It seemed to be a bitter loss on the surface, the Supreme Court of the United States finding that the Department of Commerce did not adequately make its case for including a citizenship question on the 2020 census. At first, that seemed to mean that the survey which was set to be printed as early as the first week of July would not include any question on whether or not the people living in the United States were really citizens, and therefore whether or not they should be counted in the population numbers used to divvy up the seats in the House of Representatives.
Not so fast, claim any number of observers and legal scholars. All Chief Justice John Roberts did with his opinion in the decision was to tell the Department of Commerce to come up with a better explanation of why they want the question. Protecting the Voter Rights Act apparently was not enough for him. There must be some more compelling reason than that.

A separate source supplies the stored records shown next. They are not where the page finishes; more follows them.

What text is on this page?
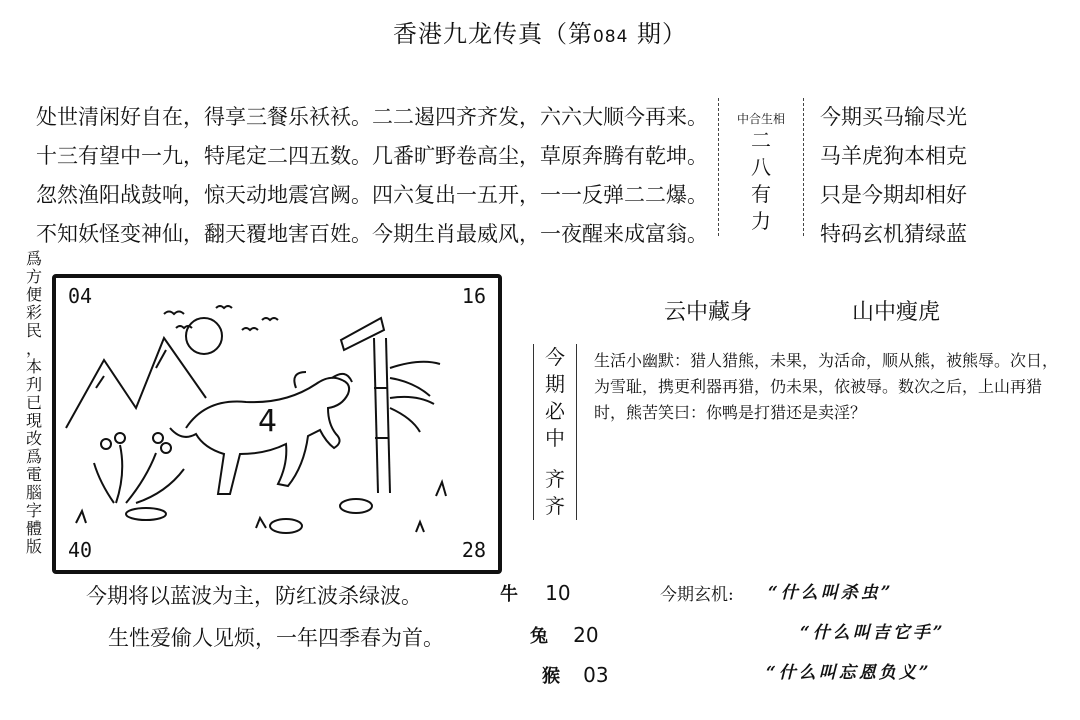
香港九龙传真（第084 期）
处世清闲好自在，得享三餐乐袄袄。二二遏四齐齐发，六六大顺今再来。
十三有望中一九，特尾定二四五数。几番旷野卷高尘，草原奔腾有乾坤。
忽然渔阳战鼓响，惊天动地震宫阙。四六复出一五开，一一反弹二二爆。
不知妖怪变神仙，翻天覆地害百姓。今期生肖最威风，一夜醒来成富翁。
中合生相
二
八
有
力
今期买马输尽光
马羊虎狗本相克
只是今期却相好
特码玄机猜绿蓝
爲
方
便
彩
民
，
本
刋
已
現
改
爲
電
腦
字
體
版
04	16
40	28
4
云中藏身	山中瘦虎
今
期
必
中
齐
齐
生活小幽默：猎人猎熊，未果，为活命，顺从熊，被熊辱。次日，为雪耻，携更利器再猎，仍未果，依被辱。数次之后，上山再猎时，熊苦笑曰：你鸭是打猎还是卖淫？
今期将以蓝波为主，防红波杀绿波。
生性爱偷人见烦，一年四季春为首。
牛 10
兔 20
猴 03
今期玄机: “什么叫杀虫”
“什么叫吉它手”
“什么叫忘恩负义”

In dissent, Justice Samuel Alito said that the Commerce Department can ask whatever they want as the Census is under their purview. In actuality, Roberts agreed with that. But allowing the question to remain, of course, would undermine the effort of those who want to count absolutely everyone in the population numbers, not just citizens, to keep the status quo rather than redrawing the electoral college map.
For his part, President Donald Trump took to his Twitter account and essentially told the Commerce Department to hold off until the explanation can be made, and the Supreme Court has a chance to rule again.
Seems totally ridiculous that our government, and indeed Country, cannot ask a basic question of Citizenship in a very expensive, detailed and important Census, in this case for 2020. I have asked the lawyers if they can delay the Census, no matter how long, until the…..
During the same session, the Supreme Court also ruled that the drawing of district maps for representatives was a matter for the states to determine, not the courts, and allowed multiple states their new maps to stand.